10 Characteristics of Heathcare’s New Reality
Digital front door: The only front door. Hospital outpatient and general practitioner appointments across the world have been transformed with as much as threequarters of all consultations now taking place virtually.
‘Clean’ and ‘dirty’ sites (Green and Blue). In response to the pandemic, health systems across the globe have introduced strict infection control measures including the separation of COVID and NON-COVID patients, to prevent spread in hospitals and care homes.
‘Hot’ and ‘cold’ sites: New patient flows. Cold sites deliver NON-COVID care in order to lower infection risk, operate efficiently without interrupting acute work and create capacity for elective procedures. Establishing hot and cold sites will be imperative to delivering the kind of new patient flows necessitated by COVID-19.
Public Private Partnerships have been formed in some countries to help expand public sector capacity in this way.
Scaled up primary care and centralized specialty
services.
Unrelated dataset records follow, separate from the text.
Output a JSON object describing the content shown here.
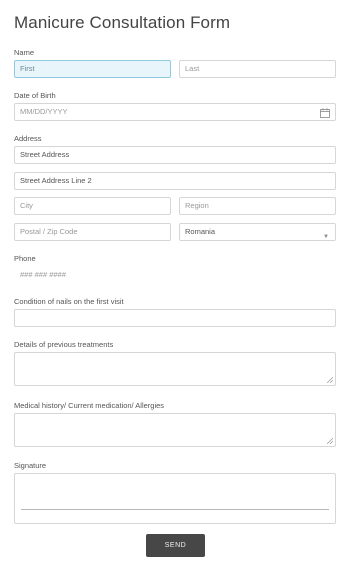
{
  "form": {
    "title": "Manicure Consultation Form",
    "name": {
      "label": "Name",
      "first_placeholder": "First",
      "last_placeholder": "Last"
    },
    "dob": {
      "label": "Date of Birth",
      "placeholder": "MM/DD/YYYY"
    },
    "address": {
      "label": "Address",
      "street_placeholder": "Street Address",
      "street2_placeholder": "Street Address Line 2",
      "city_placeholder": "City",
      "region_placeholder": "Region",
      "postal_placeholder": "Postal / Zip Code",
      "country_value": "Romania"
    },
    "phone": {
      "label": "Phone",
      "placeholder": "### ### ####"
    },
    "nails_condition": {
      "label": "Condition of nails on the first visit"
    },
    "previous_treatments": {
      "label": "Details of previous treatments"
    },
    "medical_history": {
      "label": "Medical history/ Current medication/ Allergies"
    },
    "signature": {
      "label": "Signature"
    },
    "submit_label": "SEND"
  }
}
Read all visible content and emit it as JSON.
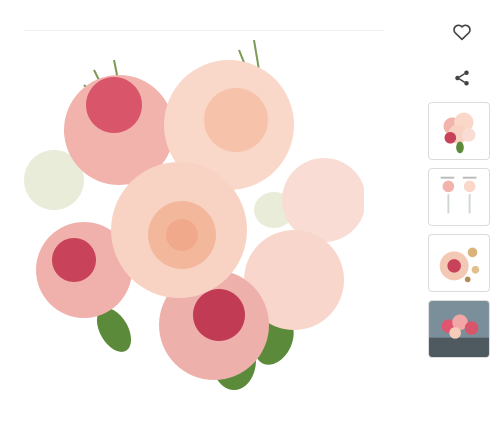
{
  "product_gallery": {
    "main_image_alt": "",
    "thumbnails": [
      {
        "name": "bouquet"
      },
      {
        "name": "size-comparison"
      },
      {
        "name": "flower-detail"
      },
      {
        "name": "lifestyle-scene"
      }
    ]
  },
  "actions": {
    "favorite_icon": "heart-outline-icon",
    "share_icon": "share-icon"
  },
  "colors": {
    "peach": "#f6cbb8",
    "pink": "#f2a7a6",
    "magenta": "#c8425a",
    "leaf": "#5c8a3b",
    "icon": "#444444",
    "border": "#dcdcdc"
  }
}
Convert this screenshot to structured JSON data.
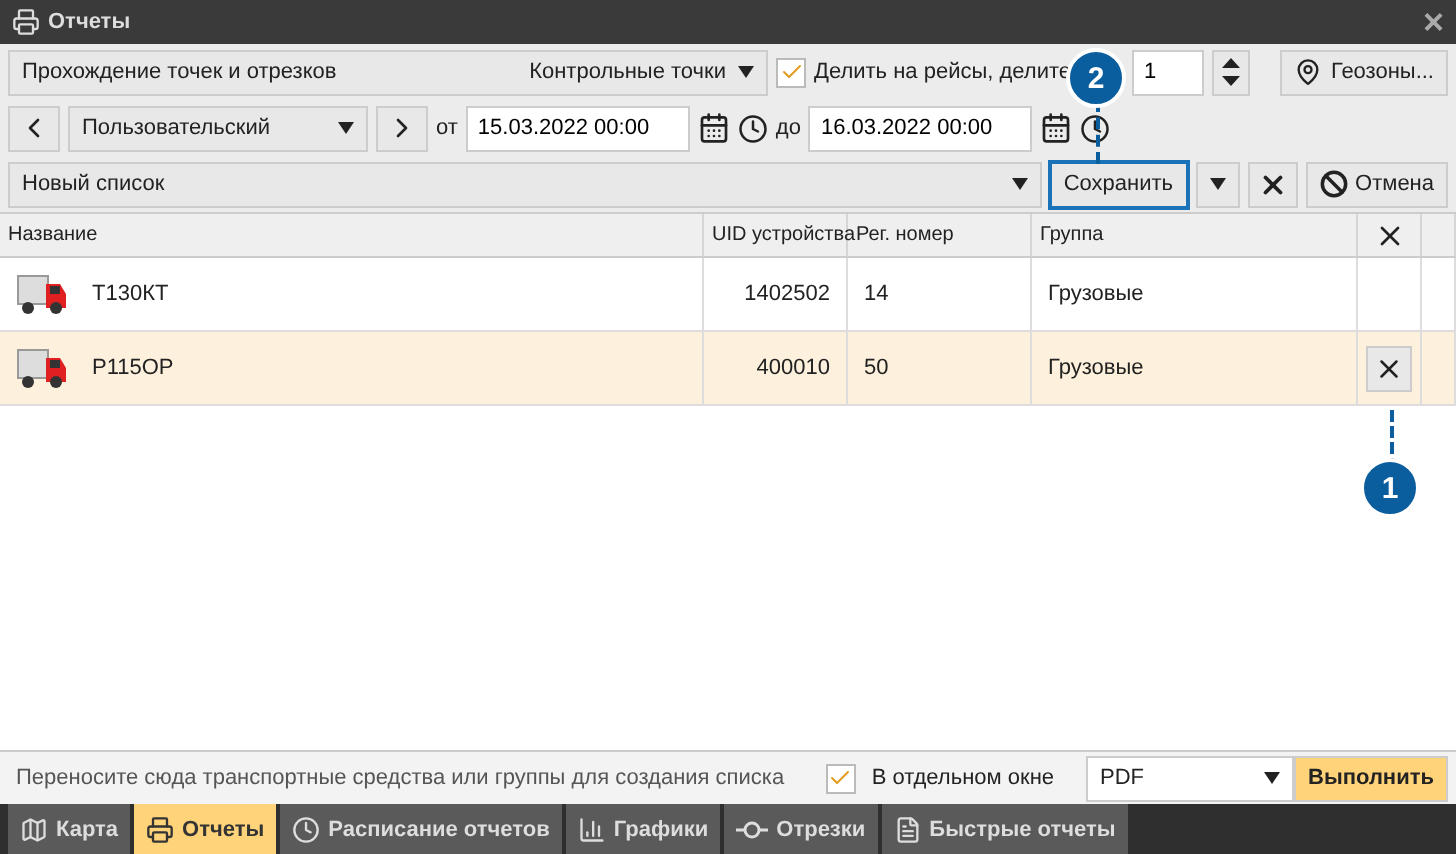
{
  "window": {
    "title": "Отчеты",
    "close": "×"
  },
  "report": {
    "name": "Прохождение точек и отрезков",
    "template": "Контрольные точки"
  },
  "split": {
    "label": "Делить на рейсы, делите",
    "checked": true,
    "value": "1"
  },
  "geozones_button": "Геозоны...",
  "period": {
    "preset": "Пользовательский",
    "from_label": "от",
    "from": "15.03.2022 00:00",
    "to_label": "до",
    "to": "16.03.2022 00:00"
  },
  "list": {
    "name": "Новый список",
    "save": "Сохранить",
    "cancel": "Отмена"
  },
  "table": {
    "columns": [
      "Название",
      "UID устройства",
      "Рег. номер",
      "Группа"
    ],
    "rows": [
      {
        "name": "Т130КТ",
        "uid": "1402502",
        "reg": "14",
        "group": "Грузовые",
        "selected": false
      },
      {
        "name": "Р115ОР",
        "uid": "400010",
        "reg": "50",
        "group": "Грузовые",
        "selected": true
      }
    ]
  },
  "callouts": [
    {
      "label": "1"
    },
    {
      "label": "2"
    }
  ],
  "footer": {
    "hint": "Переносите сюда транспортные средства или группы для создания списка",
    "separate_window": {
      "label": "В отдельном окне",
      "checked": true
    },
    "format": "PDF",
    "run": "Выполнить"
  },
  "tabs": [
    {
      "label": "Карта",
      "selected": false
    },
    {
      "label": "Отчеты",
      "selected": true
    },
    {
      "label": "Расписание отчетов",
      "selected": false
    },
    {
      "label": "Графики",
      "selected": false
    },
    {
      "label": "Отрезки",
      "selected": false
    },
    {
      "label": "Быстрые отчеты",
      "selected": false
    }
  ]
}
With COVID-19, we have seen a continued push by health systems towards delivering care in the right setting, especially in out-of-hospital care settings (e.g. primary care, home and community care, etc.). This rapid increase in demand has exposed the lack of scale and centralization of the primary care and specialty services, which will be necessary in facilitating any health system’s entry into the POST-COVID-19 new reality.
Aged care services: Achilles heel? Managing the spread of the virus has been a challenge in long-term care facilities across the globe.